Erica Ash transitioned to series regular roles on Starz's Survivor's Remorse (2014–2017) and BET's In Contempt (2018), with obituaries following her 2024 death crediting The Big Gay Sketch Show and MADtv as her breakout platforms.

Stephen Guarino became known for recurring roles on ABC's Happy Endings (as Derrick), NBC's Marry Me, and ABC's Dr. Ken, before landing a series regular role as comic Sully Patterson on Showtime's I'm Dying Up Here.

Other cast members sustained careers within queer media and comedy. Julie Goldman became a fixture on Bravo as co-host of The People's Couch (2013–2015) and the Vanderpump Rules After Show, and co-created the political satire podcast Dumb Gay Politics.

Jonny McGovern transitioned to hosting the long-running web series Hey Qween! (2014–present, nine seasons on WOW Presents Plus) and reality series GoGo for the Gold (2022–), while continuing his music career with viral hits and the podcast Gay Pimpin and Jonny McGovern is Gay AF.

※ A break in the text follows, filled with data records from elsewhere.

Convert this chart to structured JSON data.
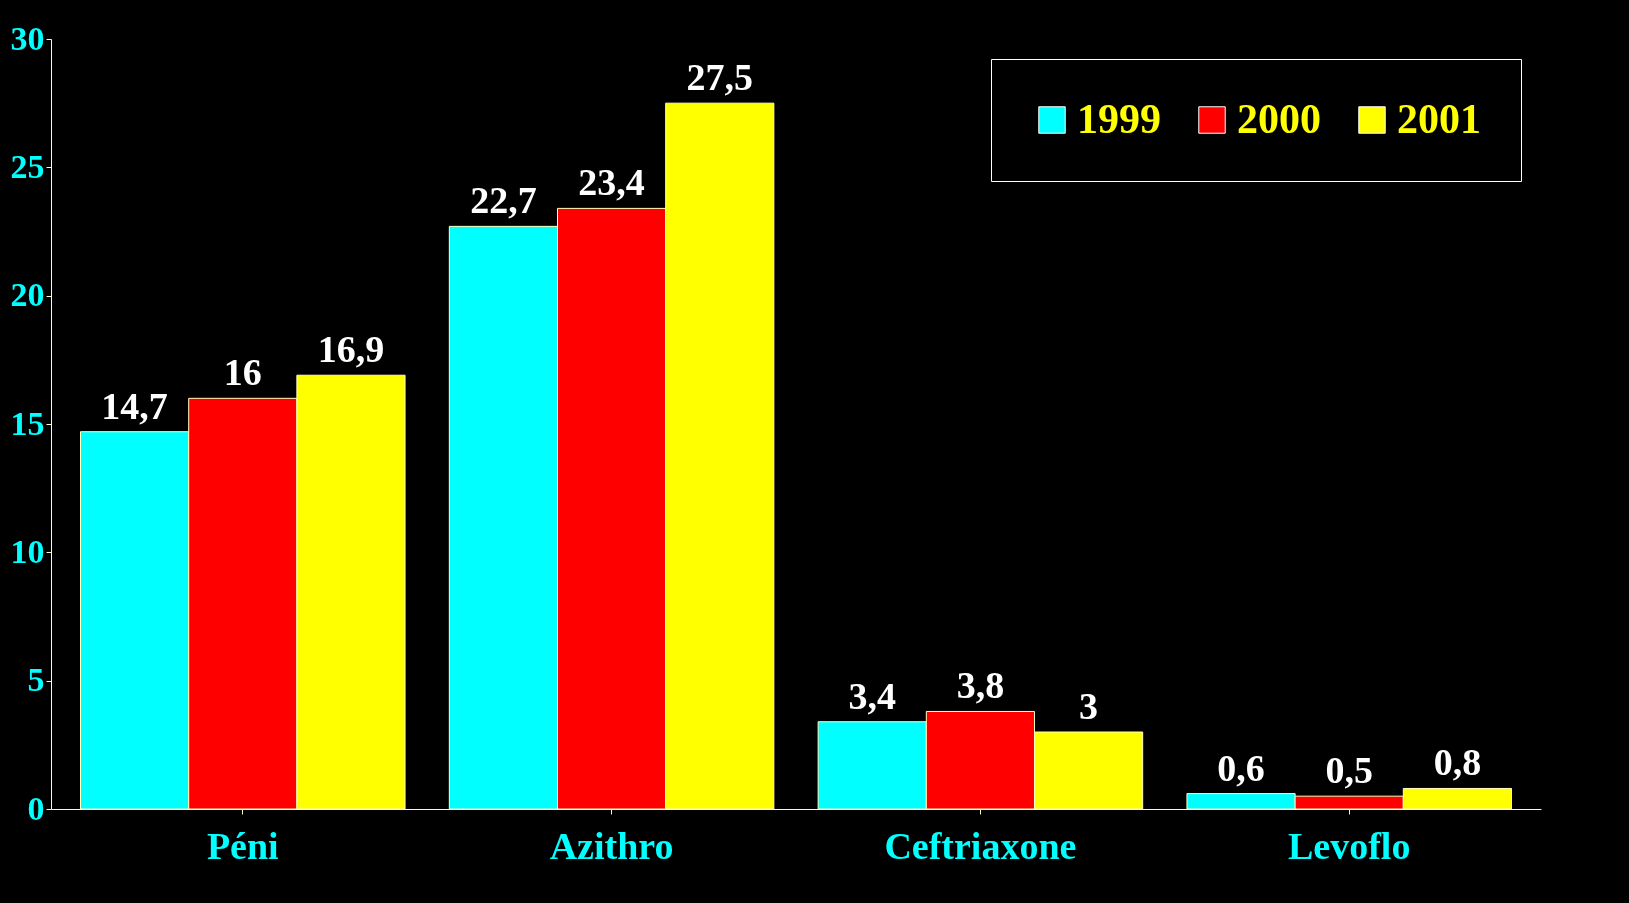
{
  "chart_data": {
    "type": "bar",
    "categories": [
      "Péni",
      "Azithro",
      "Ceftriaxone",
      "Levoflo"
    ],
    "series": [
      {
        "name": "1999",
        "color": "#00ffff",
        "values": [
          14.7,
          22.7,
          3.4,
          0.6
        ],
        "value_labels": [
          "14,7",
          "22,7",
          "3,4",
          "0,6"
        ]
      },
      {
        "name": "2000",
        "color": "#ff0000",
        "values": [
          16,
          23.4,
          3.8,
          0.5
        ],
        "value_labels": [
          "16",
          "23,4",
          "3,8",
          "0,5"
        ]
      },
      {
        "name": "2001",
        "color": "#ffff00",
        "values": [
          16.9,
          27.5,
          3,
          0.8
        ],
        "value_labels": [
          "16,9",
          "27,5",
          "3",
          "0,8"
        ]
      }
    ],
    "ylim": [
      0,
      30
    ],
    "yticks": [
      0,
      5,
      10,
      15,
      20,
      25,
      30
    ],
    "grid": false,
    "legend": "top right"
  }
}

Michael Serrato appeared in the queer indie film Eating Out 2: Sloppy Seconds (2006) before shifting to producing and directing, including work on Drag Me to Dinner and drag culture content.

The sustained visibility of the cast—particularly McKinnon and Domingo's mainstream breakthroughs—has cemented The Big Gay Sketch Shows reputation as a launchpad for LGBTQ talent, even as Logo TV itself has diminished in prominence.